A negritude em mim


Um dia fui acusado por um leitor de racismo. Fiquei revoltado, porque sou descendente direto de Negros com N maiúsculo.
Meus bisavôs chegaram ao Brasil em um dos últimos navios negreiros a ancorar na costa brasileira. O patriarca da minha família era um menino de não mais que 10 anos. A nossa matriarca uma criança de colo ainda.
Aqui no Brasil os dois vieram para uma mesma fazenda no sul. Não chegaram a ser escravos, pois logo a princesa Izabel aboliu a escravatura, o que não significa que não trabalharam de graça por muitos e muitos anos.
Os dois jovens se conheceram, casaram e procriaram. O mais jovem dos filhos deles é meu avô, ou seja, filho de africanos legítimos.
Nasci com a pele clara porque meu avô se engraçou com uma polaca, e a filha deles, no caso minha mãe, preferiu se casar com um gringo. No final das misturas, nasci eu com a pele branca, o que não me transforma em menos negro que qualquer outro da minha família.
Eu sou uma pessoa privilegiada, porque tenho duas mães. E a minha mãe de criação também é negra e é uma das pessoas que mais amo nesta vida.
O fato de não ter nascido com a cor de meus antecessores fizeram com que eu passasse despercebido pelo preconceito e discriminação, mas nem por isso deixei de vestir a camisa em defesa dos negros com todas as minhas forças e como uma das minhas causas de vida.

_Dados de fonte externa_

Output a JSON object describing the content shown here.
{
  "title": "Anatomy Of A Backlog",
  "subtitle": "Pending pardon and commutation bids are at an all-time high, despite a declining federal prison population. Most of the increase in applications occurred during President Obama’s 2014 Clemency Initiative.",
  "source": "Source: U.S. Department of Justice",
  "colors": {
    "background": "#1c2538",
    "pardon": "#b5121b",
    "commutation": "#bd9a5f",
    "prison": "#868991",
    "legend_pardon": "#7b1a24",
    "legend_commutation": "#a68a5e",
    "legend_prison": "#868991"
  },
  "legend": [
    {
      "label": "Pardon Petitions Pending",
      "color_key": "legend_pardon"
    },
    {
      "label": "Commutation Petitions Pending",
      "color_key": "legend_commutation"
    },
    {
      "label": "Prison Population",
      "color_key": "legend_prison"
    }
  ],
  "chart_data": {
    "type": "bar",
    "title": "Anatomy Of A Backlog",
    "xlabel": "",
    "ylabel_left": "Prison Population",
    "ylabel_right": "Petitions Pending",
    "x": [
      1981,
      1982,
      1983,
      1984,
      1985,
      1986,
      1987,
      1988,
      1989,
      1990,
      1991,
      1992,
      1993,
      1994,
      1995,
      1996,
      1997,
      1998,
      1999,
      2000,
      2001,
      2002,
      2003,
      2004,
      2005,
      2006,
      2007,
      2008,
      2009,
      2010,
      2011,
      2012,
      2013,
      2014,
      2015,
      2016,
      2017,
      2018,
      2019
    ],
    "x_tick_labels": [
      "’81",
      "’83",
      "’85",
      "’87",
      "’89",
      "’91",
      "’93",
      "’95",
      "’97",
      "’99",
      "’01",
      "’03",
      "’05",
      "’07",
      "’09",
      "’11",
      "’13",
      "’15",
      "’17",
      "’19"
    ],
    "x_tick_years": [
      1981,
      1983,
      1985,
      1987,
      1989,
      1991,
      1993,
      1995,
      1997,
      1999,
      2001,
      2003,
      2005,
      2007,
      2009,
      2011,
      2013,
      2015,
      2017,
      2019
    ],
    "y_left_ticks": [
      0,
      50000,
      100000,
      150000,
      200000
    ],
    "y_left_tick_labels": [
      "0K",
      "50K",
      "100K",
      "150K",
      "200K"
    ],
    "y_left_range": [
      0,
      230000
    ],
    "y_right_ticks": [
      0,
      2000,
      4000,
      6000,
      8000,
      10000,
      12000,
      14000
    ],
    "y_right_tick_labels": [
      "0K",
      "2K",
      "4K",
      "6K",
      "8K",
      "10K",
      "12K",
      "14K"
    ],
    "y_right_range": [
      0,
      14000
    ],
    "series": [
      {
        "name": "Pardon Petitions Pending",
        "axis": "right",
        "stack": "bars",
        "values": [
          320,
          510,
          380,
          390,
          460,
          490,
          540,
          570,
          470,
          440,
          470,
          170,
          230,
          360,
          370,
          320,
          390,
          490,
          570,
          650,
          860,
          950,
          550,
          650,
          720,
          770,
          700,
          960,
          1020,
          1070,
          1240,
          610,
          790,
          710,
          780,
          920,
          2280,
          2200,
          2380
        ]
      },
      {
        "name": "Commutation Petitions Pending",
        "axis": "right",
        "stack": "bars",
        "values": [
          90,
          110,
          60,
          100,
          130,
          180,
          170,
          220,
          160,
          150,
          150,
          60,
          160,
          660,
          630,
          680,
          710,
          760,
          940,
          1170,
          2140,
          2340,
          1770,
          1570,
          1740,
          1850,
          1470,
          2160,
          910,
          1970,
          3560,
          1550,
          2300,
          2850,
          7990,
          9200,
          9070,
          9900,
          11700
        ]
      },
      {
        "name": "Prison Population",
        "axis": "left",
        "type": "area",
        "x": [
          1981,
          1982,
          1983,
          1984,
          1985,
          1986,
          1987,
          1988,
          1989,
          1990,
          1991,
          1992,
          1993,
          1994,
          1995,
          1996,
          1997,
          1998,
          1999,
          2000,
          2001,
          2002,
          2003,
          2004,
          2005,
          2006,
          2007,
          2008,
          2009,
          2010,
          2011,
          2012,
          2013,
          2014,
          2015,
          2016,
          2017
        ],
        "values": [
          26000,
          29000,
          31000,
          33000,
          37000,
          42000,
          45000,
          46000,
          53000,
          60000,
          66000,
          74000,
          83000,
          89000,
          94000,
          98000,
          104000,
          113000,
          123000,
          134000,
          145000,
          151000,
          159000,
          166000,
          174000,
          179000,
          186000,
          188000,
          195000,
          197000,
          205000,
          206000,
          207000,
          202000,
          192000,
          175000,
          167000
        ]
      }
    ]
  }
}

O que as pessoas que acham que não existe preconceito, não entendem, é que 51% da população brasileira é formada por pessoas negras e pesquisas realizadas pelo Instituto Brasileiro de Geografia e Estatísticas (IBGE) e pelo Departamento Intersindical de Estatísticas e Estudos Sócio-Econômicos (Dieese) mostram uma realidade mais precária enfrentada pelos negros no mercado de trabalho, em comparação com a enfrentada pelos não-negros, quando se consideram dados como as taxas de desemprego, a presença nos diferentes postos de trabalho e os valores dos rendimentos, entre outros.
Enquanto, por exemplo, na região de Salvador, 10,3% dos negros (pretos e pardos) ocupam cargos de chefia e a porcentagem entre não-negros (brancos e amarelos) é de 29,6%, na região metropolitana de São Paulo, essas proporções são de 4,4% e 15,7%, respectivamente (dados de 2002, apresentados no Boletim Dieese - Novembro de 2002). Para contextualizar, é importante notar que a presença da população negra é maior em Salvador (81,8%) do que em São Paulo (33,0%) (dados do Mapa da população negra no mercado de trabalho no Brasil, encomendado ao Dieese).
No final paramos para analisar; como pode a população negra ser maior que a não negra e por conseqüência a sua participação no mercado de trabalho ser muito menor. Sem contar que são raros os negros que ocupam cargos de chefia e gerencia.
Nos bancos universitários uma pesquisa aponta que apenas 18% são negros e que antes da lei de cotas, esse número era de 12%. Nas universidades públicas esse número antes era de apenas 7%. São dados não oficiais mas que servem de base. Já formados segundo o IBGE apenas 2,2% dos negros, enquanto os não negros registram 9,9% da sua população com curso superior.
Você sabia que enquanto 57% dos brancos que terminam o ensino médio entram no ensino superior, entre os negros somente 25% conseguem entrar na Universidade.
Claro que há a justificativa de que a população negra apesar de maior, é a com menor poder aquisitivo, o que acaba levando muitos dos jovens a trocar os bancos escolares pelo trabalho ou pelo crime.
Talvez isso explique o motivo de nossa população carcerária ser composta de 63% de negros e pardos.
Não estou na luta a favor da reparação dos anos de injustiça contra os negros, apenas levanto uma bandeira de justiça, onde os negros possam ao menos concorrer ao pé de igualdade com os não negros. Para mim isso é justiça.